Yuan not only presented the preliminary results of planting trials at the symposium a few days ago, but he also highlighted the various economic benefits that future large-scale planting could bring.

“Chinese hybrid sorghum varieties have superior drought, barren, and saline-alkaline tolerance, making them a viable alternative for Pakistan’s water-short and saline-alkali locations.”

“Second, Pakistan has a sizable rice-growing region. After rice is harvested in some locations near the Indian Ocean in the south, sorghum can be sown in the autumn and winter, increasing the income of local farmers. If the planting area is enlarged in the future, the offshore area will make it easier for our ships to transfer the processed sorghum and save money on transportation. It is, without a doubt, a great form of collaboration with many economic benefits that efficiently increases Pakistan’s foreign exchange.”

According to Yuan, if large-scale planting of China’s dominant types is possible in Pakistan, local production will increase by roughly 50%.

Even better, sorghum’s high tannin content confers natural resistance to birds and insects to this strong-smelling and astringent toxin. It is beneficial to the effective management of insect assault in the same way that garlic is beneficial to pest control.

For Pakistan’s sorghum industry, this is merely the tip of the iceberg in terms of possibilities. China uses active quota management on rice, corn, and wheat imports, according to Yuan. Sorghum is subject to non-import quota management and can only be imported with the help of a bilateral quarantine agreement.

China’s sorghum import volume was 9.42 million tonnes from January to December 2021, up 4.61 million tonnes or 95.8% from 2020, according to information issued by the General Administration of Customs of China.

In comparison to 2020, imports totaled $3.027 billion, up $1.871 billion or 161.9 percent.

Experts from China and Pakistan agreed that further developing downstream deep processing businesses and creating more employment prospects in the future is critical, based on the planting.

Despite the increase in imports, processed products have not been included. “Subsidies will be offered to processing lines if agricultural joint ventures are established in countries along the Belt and Road, which will boost the sorghum processing industry,” Yuan told CEN.

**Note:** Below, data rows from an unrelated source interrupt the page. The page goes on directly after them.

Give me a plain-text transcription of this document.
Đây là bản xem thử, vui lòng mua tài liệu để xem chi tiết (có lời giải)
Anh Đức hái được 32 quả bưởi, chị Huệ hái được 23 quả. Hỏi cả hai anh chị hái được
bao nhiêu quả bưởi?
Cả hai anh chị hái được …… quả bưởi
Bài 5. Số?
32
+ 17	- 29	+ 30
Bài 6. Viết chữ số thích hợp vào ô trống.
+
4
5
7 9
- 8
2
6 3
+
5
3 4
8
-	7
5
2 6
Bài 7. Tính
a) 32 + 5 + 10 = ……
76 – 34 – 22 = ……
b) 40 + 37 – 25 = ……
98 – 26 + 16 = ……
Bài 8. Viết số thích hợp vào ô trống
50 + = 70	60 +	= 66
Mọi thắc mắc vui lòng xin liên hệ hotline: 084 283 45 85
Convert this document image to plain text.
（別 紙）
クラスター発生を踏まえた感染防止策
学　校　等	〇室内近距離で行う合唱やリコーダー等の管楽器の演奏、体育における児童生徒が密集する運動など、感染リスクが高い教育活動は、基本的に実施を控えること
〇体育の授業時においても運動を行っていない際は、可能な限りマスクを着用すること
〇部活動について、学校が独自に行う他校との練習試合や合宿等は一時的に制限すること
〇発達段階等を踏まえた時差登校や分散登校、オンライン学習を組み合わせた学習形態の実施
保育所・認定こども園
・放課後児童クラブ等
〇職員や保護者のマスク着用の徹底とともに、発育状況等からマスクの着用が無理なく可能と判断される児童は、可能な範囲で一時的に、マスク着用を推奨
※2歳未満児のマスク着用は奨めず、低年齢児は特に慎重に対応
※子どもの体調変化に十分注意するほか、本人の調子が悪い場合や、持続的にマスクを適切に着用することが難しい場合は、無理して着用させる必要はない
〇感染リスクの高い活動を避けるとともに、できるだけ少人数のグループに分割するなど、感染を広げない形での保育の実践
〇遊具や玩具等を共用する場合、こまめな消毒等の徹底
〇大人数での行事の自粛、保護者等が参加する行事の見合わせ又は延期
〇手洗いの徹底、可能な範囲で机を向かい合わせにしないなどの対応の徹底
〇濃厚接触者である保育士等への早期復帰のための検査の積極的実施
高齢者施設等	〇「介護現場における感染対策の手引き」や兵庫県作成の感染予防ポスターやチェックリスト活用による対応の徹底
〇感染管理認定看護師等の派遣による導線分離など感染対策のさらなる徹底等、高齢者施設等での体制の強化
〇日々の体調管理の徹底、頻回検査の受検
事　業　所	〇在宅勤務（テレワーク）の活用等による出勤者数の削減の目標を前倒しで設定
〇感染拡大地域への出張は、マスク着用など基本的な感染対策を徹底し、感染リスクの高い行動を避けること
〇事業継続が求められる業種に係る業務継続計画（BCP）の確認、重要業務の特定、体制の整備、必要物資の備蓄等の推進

“Sorghum might be processed into bakery products, puffed cuisine, beverages, oatmeal, and so on,” Dr. Shahzor Gul said. Furthermore, the introduction of innovative technologies can alleviate the limitations of old processing processes while also improving nutrient content and product shelf-life. We have a lot of opportunities for collaboration.”

The blueprint for China-Pakistan sorghum collaboration has already made a good first impression. “Our initial move, a sorghum planting instruction programme for Pakistani students, is going well, with the highest priority being high-quality seed supplies.” Seeds are the chips of agriculture, as agricultural scientists often say, and I believe the day when China-Pakistan sorghum collaboration bears fruit is not far away,” Yuan stated confidently.